Reading at Sinnington Community Primary School
At Sinnington CP School, we are developing all children to have a Love of Reading. We feel all aspects of our reading programme - reading aloud, shared, group (Whole Class) and independent reading in conjunction with the systematic teaching of phonics, spelling and etymology should all be enjoyable.
We promote enjoyment and engagement through the creative use of high quality literature at the heart of the literacy curriculum, using the Power of Reading programme, developing teaching and learning strategies to support engagement with books and attainment in reading. This approach resonates through every other reading experience children encounter, such as our Whole Class group reading sessions and in selecting the books which we provide for children to read independently and the contexts we provide for sharing and enjoying these books.
We believe reading opens up a new world for children and gives them the opportunity to explore new ideas, visit new places, meet new characters and develop a better understanding of other cultures. Building up the children’s vocabulary gives them the word power they need to become successful speakers and writers as well as confident readers. Reading is a key life skill and we strive to embed a culture of reading into the core of what we do, providing opportunities for children to read both independently and aloud as well as allowing them the chance to discuss and recommend books they have read to their peers. Reading and quality literature is implicitly interwoven into our curriculum through the use of key texts to expose our children to various genres and famous authors and to enhance the variety of exciting topics that we teach.
Reading is integral to every part of our curriculum. Children have exposure to a wealth of high-quality texts, with the aim of feeding their imagination and instilling a lifelong love of reading.
Teachers are encouraged to think about themselves as reading role models; to promote books and reading, develop their reading environment and think about broader reading opportunities to enable children to develop their independence and read widely for purpose and pleasure across the curriculum. We actively encourage reading in and out of school.
In the Classroom:
Each class will have daily access to a high quality children’s novel (Picture or shorter story books in Donaldson Class) which is shared and discussed over the course of a half term. In addition to this we hold whole class reading sessions where shorter texts are accessed on a common theme and pupils are involved in a range of response activities. This may include clarifying unknown words and phrases; inferring and deducting to form an opinion; predicting; explaining authors’ intent; retrieving information; summarising and answering comprehension questions. In whole class reading, there is a high level of interaction between teachers and pupils. Children are exposed to high-quality texts and discussion in an immersive environment. Texts are carefully chosen by teachers to provide appropriate challenge that builds on pupils’ existing knowledge and understanding. Please click the links below to explore the text our children read during each of their projects.
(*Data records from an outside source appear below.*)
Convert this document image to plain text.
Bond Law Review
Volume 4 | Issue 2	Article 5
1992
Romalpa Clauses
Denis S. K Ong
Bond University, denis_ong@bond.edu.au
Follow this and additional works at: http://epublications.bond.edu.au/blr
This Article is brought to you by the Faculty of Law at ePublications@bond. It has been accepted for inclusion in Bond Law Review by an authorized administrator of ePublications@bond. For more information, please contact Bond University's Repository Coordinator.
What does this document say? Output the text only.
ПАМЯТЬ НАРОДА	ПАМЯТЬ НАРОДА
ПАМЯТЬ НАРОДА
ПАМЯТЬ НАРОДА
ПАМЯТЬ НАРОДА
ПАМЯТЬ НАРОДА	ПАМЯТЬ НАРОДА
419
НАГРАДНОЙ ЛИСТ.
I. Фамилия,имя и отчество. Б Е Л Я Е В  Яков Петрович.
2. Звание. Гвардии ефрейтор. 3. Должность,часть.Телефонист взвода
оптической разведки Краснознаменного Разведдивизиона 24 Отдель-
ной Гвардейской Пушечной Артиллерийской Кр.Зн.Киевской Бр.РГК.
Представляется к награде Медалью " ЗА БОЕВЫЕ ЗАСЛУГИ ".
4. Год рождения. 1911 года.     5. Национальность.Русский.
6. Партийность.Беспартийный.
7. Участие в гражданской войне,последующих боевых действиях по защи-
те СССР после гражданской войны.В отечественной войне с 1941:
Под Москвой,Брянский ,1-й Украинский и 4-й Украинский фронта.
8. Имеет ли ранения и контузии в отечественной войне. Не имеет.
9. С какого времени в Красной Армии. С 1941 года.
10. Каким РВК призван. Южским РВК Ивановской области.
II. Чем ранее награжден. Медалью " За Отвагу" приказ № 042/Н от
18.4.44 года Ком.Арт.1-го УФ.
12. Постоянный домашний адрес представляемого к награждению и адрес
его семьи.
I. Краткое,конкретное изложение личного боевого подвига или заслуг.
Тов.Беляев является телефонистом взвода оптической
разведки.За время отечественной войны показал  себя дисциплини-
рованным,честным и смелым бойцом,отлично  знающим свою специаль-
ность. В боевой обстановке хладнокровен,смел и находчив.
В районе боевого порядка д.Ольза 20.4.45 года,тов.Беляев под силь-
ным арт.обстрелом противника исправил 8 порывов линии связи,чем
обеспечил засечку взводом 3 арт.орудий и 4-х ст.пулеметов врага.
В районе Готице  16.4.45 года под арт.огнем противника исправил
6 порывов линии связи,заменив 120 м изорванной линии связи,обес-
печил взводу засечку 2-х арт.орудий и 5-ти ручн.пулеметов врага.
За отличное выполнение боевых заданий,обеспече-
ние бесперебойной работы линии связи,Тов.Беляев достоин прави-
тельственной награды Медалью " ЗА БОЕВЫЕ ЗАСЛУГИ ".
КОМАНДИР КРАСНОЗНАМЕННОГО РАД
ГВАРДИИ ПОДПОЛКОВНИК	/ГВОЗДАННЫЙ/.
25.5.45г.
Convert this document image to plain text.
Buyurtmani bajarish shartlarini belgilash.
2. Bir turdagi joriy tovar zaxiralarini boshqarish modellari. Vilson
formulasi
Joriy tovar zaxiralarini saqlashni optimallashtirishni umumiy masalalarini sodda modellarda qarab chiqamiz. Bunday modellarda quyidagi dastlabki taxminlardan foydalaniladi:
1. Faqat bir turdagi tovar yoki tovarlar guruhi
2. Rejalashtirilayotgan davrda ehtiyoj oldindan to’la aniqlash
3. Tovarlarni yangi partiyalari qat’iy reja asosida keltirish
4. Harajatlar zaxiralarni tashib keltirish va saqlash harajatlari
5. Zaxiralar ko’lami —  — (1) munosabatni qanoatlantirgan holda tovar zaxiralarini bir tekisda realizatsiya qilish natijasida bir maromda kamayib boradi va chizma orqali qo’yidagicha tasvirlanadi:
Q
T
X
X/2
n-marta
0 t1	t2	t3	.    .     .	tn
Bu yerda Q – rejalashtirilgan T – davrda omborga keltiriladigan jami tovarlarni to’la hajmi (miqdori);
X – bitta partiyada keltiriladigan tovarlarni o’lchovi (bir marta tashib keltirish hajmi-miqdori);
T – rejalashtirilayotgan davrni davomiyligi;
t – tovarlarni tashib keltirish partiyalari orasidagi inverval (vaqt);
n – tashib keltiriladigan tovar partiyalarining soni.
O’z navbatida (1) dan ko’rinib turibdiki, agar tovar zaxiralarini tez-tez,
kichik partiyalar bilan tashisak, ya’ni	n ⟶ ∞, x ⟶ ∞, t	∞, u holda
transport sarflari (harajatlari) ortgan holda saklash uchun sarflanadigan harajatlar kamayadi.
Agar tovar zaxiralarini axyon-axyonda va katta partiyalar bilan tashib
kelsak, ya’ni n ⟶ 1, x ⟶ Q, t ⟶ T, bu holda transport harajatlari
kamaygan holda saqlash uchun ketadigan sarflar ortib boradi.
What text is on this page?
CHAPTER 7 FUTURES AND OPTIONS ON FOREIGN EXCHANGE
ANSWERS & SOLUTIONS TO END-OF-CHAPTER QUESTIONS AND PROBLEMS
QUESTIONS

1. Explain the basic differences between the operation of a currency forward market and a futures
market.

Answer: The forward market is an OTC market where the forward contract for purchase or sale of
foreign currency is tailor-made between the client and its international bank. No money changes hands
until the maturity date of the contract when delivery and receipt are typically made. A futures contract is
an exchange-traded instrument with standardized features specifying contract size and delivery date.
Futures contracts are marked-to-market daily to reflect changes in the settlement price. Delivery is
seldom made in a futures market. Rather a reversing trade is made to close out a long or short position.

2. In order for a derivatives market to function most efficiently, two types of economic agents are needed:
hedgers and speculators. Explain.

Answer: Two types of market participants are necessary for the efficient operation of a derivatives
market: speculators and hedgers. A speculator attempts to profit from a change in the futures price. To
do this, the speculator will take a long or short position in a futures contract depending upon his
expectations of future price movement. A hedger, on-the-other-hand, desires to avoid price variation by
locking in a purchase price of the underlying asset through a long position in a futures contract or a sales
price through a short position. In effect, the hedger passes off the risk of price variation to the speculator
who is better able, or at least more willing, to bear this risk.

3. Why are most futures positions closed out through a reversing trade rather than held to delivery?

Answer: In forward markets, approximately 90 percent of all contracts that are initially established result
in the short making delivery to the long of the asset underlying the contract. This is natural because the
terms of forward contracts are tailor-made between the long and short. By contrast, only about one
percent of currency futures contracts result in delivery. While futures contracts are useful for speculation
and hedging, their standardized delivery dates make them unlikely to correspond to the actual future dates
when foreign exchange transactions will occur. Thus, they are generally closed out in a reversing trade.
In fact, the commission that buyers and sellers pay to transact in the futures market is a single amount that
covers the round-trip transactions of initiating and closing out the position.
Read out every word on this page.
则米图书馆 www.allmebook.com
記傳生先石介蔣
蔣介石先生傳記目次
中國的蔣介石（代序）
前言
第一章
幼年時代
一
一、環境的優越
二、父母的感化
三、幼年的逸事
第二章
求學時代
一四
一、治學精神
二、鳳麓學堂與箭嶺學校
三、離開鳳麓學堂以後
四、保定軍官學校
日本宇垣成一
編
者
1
Each classroom has books at their core with a dedicated reading for pleasure area, stocked with a range of books suitable for their age and stage. Children are still able to access the library, enjoy book bag books relevant to their phonetic learning and choose individual texts of their own preference to take home and enjoy. Whilst individual reading becomes less of a strategy used as pupils’ skills increase, teachers will continue to use their professional judgement to identify those who would benefit from individual reading to a teacher or Teaching Assistant. Pupils may be listened to read in groups. In addition, pupils will be sharing big books, texts and pictures to formulate their reading sessions.
Home School Books are a helpful way of recording children’s reading, but also for communication if you spot your child having difficulties or if you want to celebrate successes. For example, they might have completed their first chapter book or have started reading independently at home without prompting from you. As pupils become independent readers able to access a range of texts, they can use the link books to show reading preferences and recommendations.
In our school we believe that every child has the right to learn how to read – no child will be left behind; they should enjoy reading; should make progress and have the opportunity to be creative.
Our approach to Reading is designed to:
• Promote a love of reading
• Ensure that every child learns to read to a high standard of fluency and understanding, regardless of their background, needs or prior attainment
• Close the ‘word gap’ by expanding pupils' vocabulary and deepen their understanding of the texts they are reading.